Entsprechend ähnlich fielen die Reaktionen bei der Uraufführung am 27. November 1926 in Köln aus. Pfiffe und Buhgesänge hallten durch den Saal, Türen knallten nach dem fluchtartigen Verlassen des Saals. Die Presse überschlug sich mit Schmähungen, sprach von einem »Dirnen- und Zuhälterstück mit Orchestertamtam« und einem »Kaschemmenstück niedrigster Art«. Schon längst war das Stück in der katholischen Domstadt zum Politikum geworden – die Stadtverwaltung unter Oberbürgermeister Konrad Adenauer ließ es kurz darauf wegen seiner »unsittlichen Handlung« verbieten.
Bartók jedoch hielt unbeirrt an seiner Komposition fest, die er als eine seiner bedeutendsten Orchesterarbeiten verstand. 1928 fertigte er aus dem Material eine konzertante Suite, die bis heute zu den Hauptwerken des musikalischen Expressionismus gehört.
Auch Richard Wagner sorgte für einen Eklat mit seiner Musik. 1861 sollte er an der Pariser Grand Opéra mit seiner Oper Tannhäuser endlich den ersehnten internationalen Durchbruch feiern.
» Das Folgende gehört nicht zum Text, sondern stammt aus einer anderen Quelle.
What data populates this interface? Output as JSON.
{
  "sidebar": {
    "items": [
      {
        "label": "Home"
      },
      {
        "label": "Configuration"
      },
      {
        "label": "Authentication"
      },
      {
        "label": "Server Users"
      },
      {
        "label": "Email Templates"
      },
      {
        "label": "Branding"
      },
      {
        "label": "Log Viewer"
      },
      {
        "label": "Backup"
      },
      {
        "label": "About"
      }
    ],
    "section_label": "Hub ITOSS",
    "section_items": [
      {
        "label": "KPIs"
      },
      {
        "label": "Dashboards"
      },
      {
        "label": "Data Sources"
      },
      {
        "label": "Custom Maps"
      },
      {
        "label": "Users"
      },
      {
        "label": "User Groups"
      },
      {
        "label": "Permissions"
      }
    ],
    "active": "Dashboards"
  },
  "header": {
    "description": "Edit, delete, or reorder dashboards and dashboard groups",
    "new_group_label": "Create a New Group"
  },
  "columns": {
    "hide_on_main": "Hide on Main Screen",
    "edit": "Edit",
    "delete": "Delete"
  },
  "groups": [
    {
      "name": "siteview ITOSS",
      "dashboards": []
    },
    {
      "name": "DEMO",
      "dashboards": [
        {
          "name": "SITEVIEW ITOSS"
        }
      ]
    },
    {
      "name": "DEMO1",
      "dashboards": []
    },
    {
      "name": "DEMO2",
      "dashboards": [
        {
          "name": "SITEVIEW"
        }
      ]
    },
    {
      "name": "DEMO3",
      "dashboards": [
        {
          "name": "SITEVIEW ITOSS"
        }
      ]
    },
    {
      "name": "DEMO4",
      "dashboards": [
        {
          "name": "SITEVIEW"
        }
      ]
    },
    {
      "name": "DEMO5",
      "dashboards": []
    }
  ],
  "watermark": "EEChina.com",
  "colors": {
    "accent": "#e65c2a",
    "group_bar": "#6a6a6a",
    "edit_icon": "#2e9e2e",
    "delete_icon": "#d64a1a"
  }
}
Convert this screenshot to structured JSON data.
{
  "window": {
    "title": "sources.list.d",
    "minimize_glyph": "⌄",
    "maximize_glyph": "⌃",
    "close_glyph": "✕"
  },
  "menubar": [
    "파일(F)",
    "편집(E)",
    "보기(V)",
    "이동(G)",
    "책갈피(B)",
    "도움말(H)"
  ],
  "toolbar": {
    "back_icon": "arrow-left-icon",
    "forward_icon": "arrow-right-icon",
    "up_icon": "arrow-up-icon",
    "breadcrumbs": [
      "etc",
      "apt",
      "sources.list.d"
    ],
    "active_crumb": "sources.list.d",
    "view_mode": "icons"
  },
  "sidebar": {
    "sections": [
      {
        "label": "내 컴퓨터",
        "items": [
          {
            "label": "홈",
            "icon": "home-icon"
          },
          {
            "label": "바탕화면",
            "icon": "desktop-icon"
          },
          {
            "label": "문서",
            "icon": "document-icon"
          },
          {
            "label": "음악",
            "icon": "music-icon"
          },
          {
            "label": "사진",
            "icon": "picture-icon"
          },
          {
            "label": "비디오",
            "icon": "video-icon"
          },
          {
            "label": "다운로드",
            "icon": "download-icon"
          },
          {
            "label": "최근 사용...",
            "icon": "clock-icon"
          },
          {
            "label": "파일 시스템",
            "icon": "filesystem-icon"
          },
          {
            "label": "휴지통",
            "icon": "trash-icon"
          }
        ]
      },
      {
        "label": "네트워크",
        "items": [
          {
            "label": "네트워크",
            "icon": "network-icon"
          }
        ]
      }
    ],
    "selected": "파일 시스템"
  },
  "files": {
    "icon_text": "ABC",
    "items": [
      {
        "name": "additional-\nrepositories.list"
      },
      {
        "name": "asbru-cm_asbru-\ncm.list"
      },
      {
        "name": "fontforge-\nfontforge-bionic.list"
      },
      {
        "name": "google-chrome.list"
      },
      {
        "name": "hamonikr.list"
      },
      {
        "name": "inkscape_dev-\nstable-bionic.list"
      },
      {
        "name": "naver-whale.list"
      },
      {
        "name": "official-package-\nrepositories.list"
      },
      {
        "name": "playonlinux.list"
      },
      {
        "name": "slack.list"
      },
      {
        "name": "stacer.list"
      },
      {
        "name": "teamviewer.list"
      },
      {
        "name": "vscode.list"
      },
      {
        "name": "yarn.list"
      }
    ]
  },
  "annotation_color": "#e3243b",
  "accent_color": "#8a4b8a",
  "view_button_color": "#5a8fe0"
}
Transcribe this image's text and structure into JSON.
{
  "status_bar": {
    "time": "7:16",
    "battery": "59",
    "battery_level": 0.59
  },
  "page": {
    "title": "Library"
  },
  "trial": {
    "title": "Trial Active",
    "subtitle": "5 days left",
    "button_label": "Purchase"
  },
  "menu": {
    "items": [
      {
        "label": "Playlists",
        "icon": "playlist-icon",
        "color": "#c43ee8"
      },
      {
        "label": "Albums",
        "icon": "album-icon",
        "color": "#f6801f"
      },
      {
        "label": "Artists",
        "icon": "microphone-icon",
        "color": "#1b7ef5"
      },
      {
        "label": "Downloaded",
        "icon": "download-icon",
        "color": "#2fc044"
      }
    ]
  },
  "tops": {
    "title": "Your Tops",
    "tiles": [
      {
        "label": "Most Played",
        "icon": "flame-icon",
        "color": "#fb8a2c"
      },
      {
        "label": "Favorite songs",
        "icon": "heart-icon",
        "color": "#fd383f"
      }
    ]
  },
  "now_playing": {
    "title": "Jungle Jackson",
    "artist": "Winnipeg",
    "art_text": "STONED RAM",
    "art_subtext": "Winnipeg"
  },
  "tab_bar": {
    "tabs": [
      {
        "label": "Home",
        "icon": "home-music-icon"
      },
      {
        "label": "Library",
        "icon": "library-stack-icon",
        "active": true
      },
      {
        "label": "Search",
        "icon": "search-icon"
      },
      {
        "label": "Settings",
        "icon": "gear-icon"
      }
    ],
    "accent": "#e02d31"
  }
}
Doch das Haus, das Künstlern Weltruhm versprach, hatte seine eigenen starren Regeln – darunter die unverrückbare Verpflichtung zu einem Ballett im zweiten Akt. Wagner jedoch widersetzte sich dieser Tradition: Statt ein traditionelles Ballett im zweiten Akt zu integrieren, platzierte Wagner ein sinnliches Bacchanal bereits zu Beginn der Oper – ein bewusster Bruch mit den Erwartungen des Pariser Publikums.
Sein künstlerischer Eingriff hatte weitreichende Folgen: Die Mitglieder des einflussreichen Jockey-Clubs – eine Bastion der Pariser Oberschicht – war es gewohnt, erst zur Ballettszene zu erscheinen, die sie traditionell im zweiten Akt erwarteten. Der Boykott war entsprechend vorprogrammiert. Als durchorchestrierte Störaktion wurde Tannhäuser mit Trillerpfeifen sabotiert, Zwischenrufe und Bodentrampeln komplettierten den Affront.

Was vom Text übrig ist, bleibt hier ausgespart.